Hemogenyx Pharmaceuticals plc announced that it has demonstrated in vivo that its proprietary Chimeric Bait Receptor ("CBR") can be delivered into the brain via programmed microglial cells for the potential treatment of brain cancers and certain neurodegenerative diseases. Delivery of therapeutics across the blood-brain barrier is one of the most difficult problems in the treatment of brain cancers and certain Neurodegenerative diseases. The Company believes that autologous HSCs that are genetically modified to make CBR and transplanted back to a patient could give rise to microglial cells in the patient's brain.
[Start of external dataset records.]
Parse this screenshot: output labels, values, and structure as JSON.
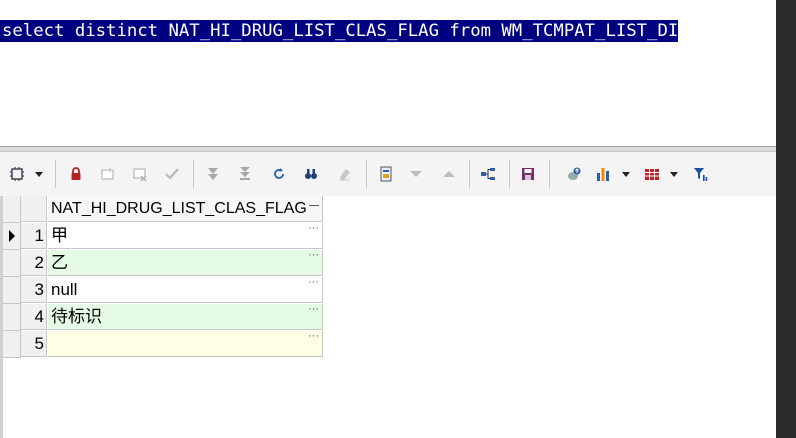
{
  "editor": {
    "sql_text": "select distinct NAT_HI_DRUG_LIST_CLAS_FLAG from WM_TCMPAT_LIST_DI"
  },
  "toolbar": {
    "buttons": [
      {
        "name": "grid-options-icon"
      },
      {
        "name": "lock-icon"
      },
      {
        "name": "insert-record-icon"
      },
      {
        "name": "delete-record-icon"
      },
      {
        "name": "post-changes-icon"
      },
      {
        "name": "fetch-next-icon"
      },
      {
        "name": "fetch-last-icon"
      },
      {
        "name": "refresh-icon"
      },
      {
        "name": "find-icon"
      },
      {
        "name": "clear-icon"
      },
      {
        "name": "query-by-example-icon"
      },
      {
        "name": "next-record-icon"
      },
      {
        "name": "previous-record-icon"
      },
      {
        "name": "tree-view-icon"
      },
      {
        "name": "save-icon"
      },
      {
        "name": "export-icon"
      },
      {
        "name": "chart-icon"
      },
      {
        "name": "table-view-icon"
      },
      {
        "name": "filter-icon"
      }
    ],
    "colors": {
      "lock": "#b22222",
      "save": "#7a2a6a",
      "chart_orange": "#f08c00",
      "chart_blue": "#2b5fa8",
      "table_red": "#c0202a",
      "filter_blue": "#1a4fa0"
    }
  },
  "grid": {
    "column_header": "NAT_HI_DRUG_LIST_CLAS_FLAG",
    "rows": [
      {
        "num": "1",
        "value": "甲"
      },
      {
        "num": "2",
        "value": "乙"
      },
      {
        "num": "3",
        "value": "null"
      },
      {
        "num": "4",
        "value": "待标识"
      },
      {
        "num": "5",
        "value": ""
      }
    ],
    "ellipsis": "···"
  }
}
Such microglial cells that have been armed with CBR could potentially be able to find and phagocytose (ingest and destroy) either brain cancer cells or abnormal protein aggregations (e.g., amyloid plaques in Alzheimer's). The Company's approach described above may offer a number of benefits: (1) it could deliver CBR therapeutics across the blood brain barrier; (2) CBR-armed microglial cells may not be rejected as they are autologous/patient-derived; (3) CBR-arm microglial cells may provide long-term protection of the brain against cancer or protein aggregations because microglial cells live for a long time; and (4) autologous HSC, which are self-renewing, could become an almost unlimited source of CBR-armed microglal cells for the patient. This is a further indication of the growing range and versatility of CBR as a potential tool against a variety of difficult to treat and deadly conditions.

Research continues on CBR and the Company intends to increase its focus on this once HEMO-CAR-T has entered clinical trials.